Ohio’s next biennial budget and how to advocate
Governor DeWine’s State of the State address tonight will include his budget proposals on mental health, children’s services, education, and affordable housing. Here’s a link to the recording of the Rev. Nick Bates’ webinar on how to advocate on the state budget. The passcode is @@@8Sc0j Bates, a Lutheran deacon and executive director of Hunger Network in Ohio, is a lawyer, budget expert, and leader in interfaith social justice advocacy at the Ohio Statehouse. Note – it takes a few seconds for the recording to begin.
Householder trial and the ongoing costs of HB 6 to Ohio ratepayers
The federal racketeering trial of former Ohio House Speaker Larry Householder began last week before US District Judge Timothy Black in Cincinnati, but was put on hold because of bad weather and a juror’s testing positive for Covid. An excellent update Jan. 31 from the Ohio Capitol Journal says that conviction will depend on the prosecution convincing the jury that Householder performed an official act in exchange for massive bribes totaling $61 million from FirstEnergy and other utilities. The Supreme Court threw out a major public corruption conviction in a Virginia case six years ago saying that actions by the convicted official did not meet the test of being an official act. The General Assembly passed HB 6 in 2019, following dark money contributions Householder channeled to help allies get elected and to become Speaker.
The Ohio Capital Journal posts updates on this case at its public corruption link, including a story by Morgan Trau “Ohioans continue paying for House Bill 6 Scandal as Householder’s corruption trial presses on.” Trau reports the Ohio Consumer Council’s analysis that ratepayers are being billed at least $150 million a year for subsidies for two obsolete coal-fired plants. These subsidies were added to HB 6 to win the support of investor-owned utilities. Trau also cites a Jan. 17 Washington Post story on how dark money powered the passage of Ohio’s 2022 HB 507 to designate natural gas as “green energy” and allow drilling leases on state lands to bypass the usual public review needed to get a permit.
Health Policy Institute of Ohio report and Feb. 16 webinar on air pollution and health
The Health Policy Institute of Ohio has just published a policy brief on Outdoor Air Pollution and Health reporting our status as the 46th worst US state for outdoor air pollution. They cite HB 6 and SB 52 as factors because these bills artificially prop up fossil fuels and hamper the expansion of renewable energy. The report cites fossil fuels as a source of the state’s high exposure to fine particulates, contributing to the state’s poor maternal and child health, rates of lung and heart cardiovascular disease, and cancer. Fine particulate exposure is especially high in Central and Western Ohio, with exposures in Hamilton County the highest.
HPIO notes research that this kind of pollution may increase risk of cognitive impairment such as dementia HPIO recommends restoring the state’s renewable energy portfolio standards, killed by HB 6. It also lists effective local policy actions, including a shout-out to Cincinnati. HPIO is giving a webinar on Outdoor Air Pollution and recommended policy changes, on Feb. 16 from 1-1:30 pm. Register here.
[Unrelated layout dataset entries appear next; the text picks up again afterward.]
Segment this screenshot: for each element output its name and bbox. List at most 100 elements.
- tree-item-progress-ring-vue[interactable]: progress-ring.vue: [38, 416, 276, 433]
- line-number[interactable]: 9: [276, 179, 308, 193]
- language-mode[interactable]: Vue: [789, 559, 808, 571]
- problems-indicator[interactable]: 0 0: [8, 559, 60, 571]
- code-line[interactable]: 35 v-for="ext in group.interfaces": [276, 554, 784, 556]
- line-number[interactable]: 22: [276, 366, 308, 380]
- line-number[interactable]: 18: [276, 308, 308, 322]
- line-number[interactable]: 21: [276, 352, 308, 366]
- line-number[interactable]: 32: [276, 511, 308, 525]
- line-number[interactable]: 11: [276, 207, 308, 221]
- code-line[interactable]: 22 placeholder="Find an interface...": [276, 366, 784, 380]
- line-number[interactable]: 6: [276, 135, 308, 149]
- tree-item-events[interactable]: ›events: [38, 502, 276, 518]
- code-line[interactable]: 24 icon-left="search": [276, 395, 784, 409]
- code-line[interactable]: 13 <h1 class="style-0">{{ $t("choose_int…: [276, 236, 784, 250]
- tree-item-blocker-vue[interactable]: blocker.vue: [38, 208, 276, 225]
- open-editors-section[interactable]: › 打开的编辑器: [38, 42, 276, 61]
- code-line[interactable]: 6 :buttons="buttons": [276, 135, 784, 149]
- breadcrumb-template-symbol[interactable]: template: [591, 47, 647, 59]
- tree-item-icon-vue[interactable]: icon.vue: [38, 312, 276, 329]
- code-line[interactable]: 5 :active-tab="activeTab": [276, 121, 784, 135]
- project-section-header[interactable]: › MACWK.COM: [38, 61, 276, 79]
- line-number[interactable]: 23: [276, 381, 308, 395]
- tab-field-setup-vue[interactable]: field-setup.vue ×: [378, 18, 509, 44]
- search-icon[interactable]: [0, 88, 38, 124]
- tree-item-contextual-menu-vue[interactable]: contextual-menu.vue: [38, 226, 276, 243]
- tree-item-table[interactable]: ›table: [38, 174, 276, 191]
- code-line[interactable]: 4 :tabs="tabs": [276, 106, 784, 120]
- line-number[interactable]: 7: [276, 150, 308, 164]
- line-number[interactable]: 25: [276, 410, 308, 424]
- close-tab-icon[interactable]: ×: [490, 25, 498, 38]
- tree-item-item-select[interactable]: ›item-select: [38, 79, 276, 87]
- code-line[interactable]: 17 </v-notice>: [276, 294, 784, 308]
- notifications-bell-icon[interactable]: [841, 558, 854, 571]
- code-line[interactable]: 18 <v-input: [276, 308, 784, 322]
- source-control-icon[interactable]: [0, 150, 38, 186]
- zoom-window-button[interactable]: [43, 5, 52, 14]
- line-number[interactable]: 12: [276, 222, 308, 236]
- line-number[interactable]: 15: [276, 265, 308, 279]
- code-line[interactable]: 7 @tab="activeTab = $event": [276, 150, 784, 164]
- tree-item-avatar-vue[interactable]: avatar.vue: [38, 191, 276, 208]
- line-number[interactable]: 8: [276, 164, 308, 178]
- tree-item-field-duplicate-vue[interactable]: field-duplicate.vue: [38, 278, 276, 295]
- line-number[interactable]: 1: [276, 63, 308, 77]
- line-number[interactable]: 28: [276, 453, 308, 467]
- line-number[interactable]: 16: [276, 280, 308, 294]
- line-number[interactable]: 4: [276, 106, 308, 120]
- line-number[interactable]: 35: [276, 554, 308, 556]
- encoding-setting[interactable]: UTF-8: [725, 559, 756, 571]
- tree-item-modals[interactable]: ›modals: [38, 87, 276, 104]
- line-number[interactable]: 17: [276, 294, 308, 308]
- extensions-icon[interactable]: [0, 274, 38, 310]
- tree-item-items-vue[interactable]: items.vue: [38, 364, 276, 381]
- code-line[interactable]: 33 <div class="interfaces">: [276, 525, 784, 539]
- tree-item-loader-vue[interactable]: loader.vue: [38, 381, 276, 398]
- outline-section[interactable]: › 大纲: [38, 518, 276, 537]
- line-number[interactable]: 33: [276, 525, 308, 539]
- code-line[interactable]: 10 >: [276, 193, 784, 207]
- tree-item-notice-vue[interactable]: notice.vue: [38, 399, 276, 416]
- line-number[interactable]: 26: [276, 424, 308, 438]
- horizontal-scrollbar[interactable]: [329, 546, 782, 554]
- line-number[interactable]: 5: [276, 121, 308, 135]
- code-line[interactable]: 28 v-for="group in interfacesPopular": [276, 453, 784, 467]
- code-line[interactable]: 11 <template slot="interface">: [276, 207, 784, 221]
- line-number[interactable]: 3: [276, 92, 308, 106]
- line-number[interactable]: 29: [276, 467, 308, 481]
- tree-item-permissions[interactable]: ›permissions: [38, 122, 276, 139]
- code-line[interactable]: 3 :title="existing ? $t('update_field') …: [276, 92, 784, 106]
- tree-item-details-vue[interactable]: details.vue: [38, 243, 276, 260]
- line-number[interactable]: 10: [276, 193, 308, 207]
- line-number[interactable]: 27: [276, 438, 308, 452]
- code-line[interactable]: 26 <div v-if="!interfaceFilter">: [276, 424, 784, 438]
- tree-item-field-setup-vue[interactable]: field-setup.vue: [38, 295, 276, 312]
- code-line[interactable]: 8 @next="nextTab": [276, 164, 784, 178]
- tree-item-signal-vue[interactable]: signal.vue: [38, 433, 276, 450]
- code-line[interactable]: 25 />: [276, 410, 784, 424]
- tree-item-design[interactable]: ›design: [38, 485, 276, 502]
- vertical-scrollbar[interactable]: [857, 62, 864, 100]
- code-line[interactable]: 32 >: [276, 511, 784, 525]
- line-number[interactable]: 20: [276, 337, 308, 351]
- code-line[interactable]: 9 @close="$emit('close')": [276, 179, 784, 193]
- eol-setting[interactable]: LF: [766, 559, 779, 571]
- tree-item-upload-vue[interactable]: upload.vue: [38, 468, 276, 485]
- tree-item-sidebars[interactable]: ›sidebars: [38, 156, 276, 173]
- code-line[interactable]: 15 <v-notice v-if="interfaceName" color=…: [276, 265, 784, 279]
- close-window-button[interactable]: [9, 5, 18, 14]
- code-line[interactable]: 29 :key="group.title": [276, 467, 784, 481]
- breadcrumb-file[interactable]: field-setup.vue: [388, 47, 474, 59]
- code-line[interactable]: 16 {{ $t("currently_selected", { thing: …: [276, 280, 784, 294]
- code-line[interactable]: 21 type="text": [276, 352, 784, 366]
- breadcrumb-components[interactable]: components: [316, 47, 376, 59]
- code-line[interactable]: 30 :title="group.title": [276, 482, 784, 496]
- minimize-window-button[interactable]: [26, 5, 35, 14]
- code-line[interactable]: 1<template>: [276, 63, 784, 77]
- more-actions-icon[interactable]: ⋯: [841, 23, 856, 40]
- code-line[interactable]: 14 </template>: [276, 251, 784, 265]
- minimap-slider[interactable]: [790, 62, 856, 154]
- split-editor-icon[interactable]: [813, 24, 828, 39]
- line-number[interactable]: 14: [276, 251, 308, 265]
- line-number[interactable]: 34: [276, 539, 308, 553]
DACA recipients and those eligible wait as cases drag on in federal courts
The Ohio Capitol Journal published a sobering overview of the slow progress of DACA suits in federal courts, with a Supreme Court ruling unlikely before the summer of 2024. The article spotlights the pain of two 20-year old twins, both in college, who filed their applications a day apart to prevent confusion. One sister was approved, allowing her to work legally in the US. The other’s case is on hold following the decision by US District Judge Andrew Hanen in Texas which stopped the government from accepting new applications while lawsuits challenging the DACA program wend through the higher courts. This story will help inform your prayer and advocacy.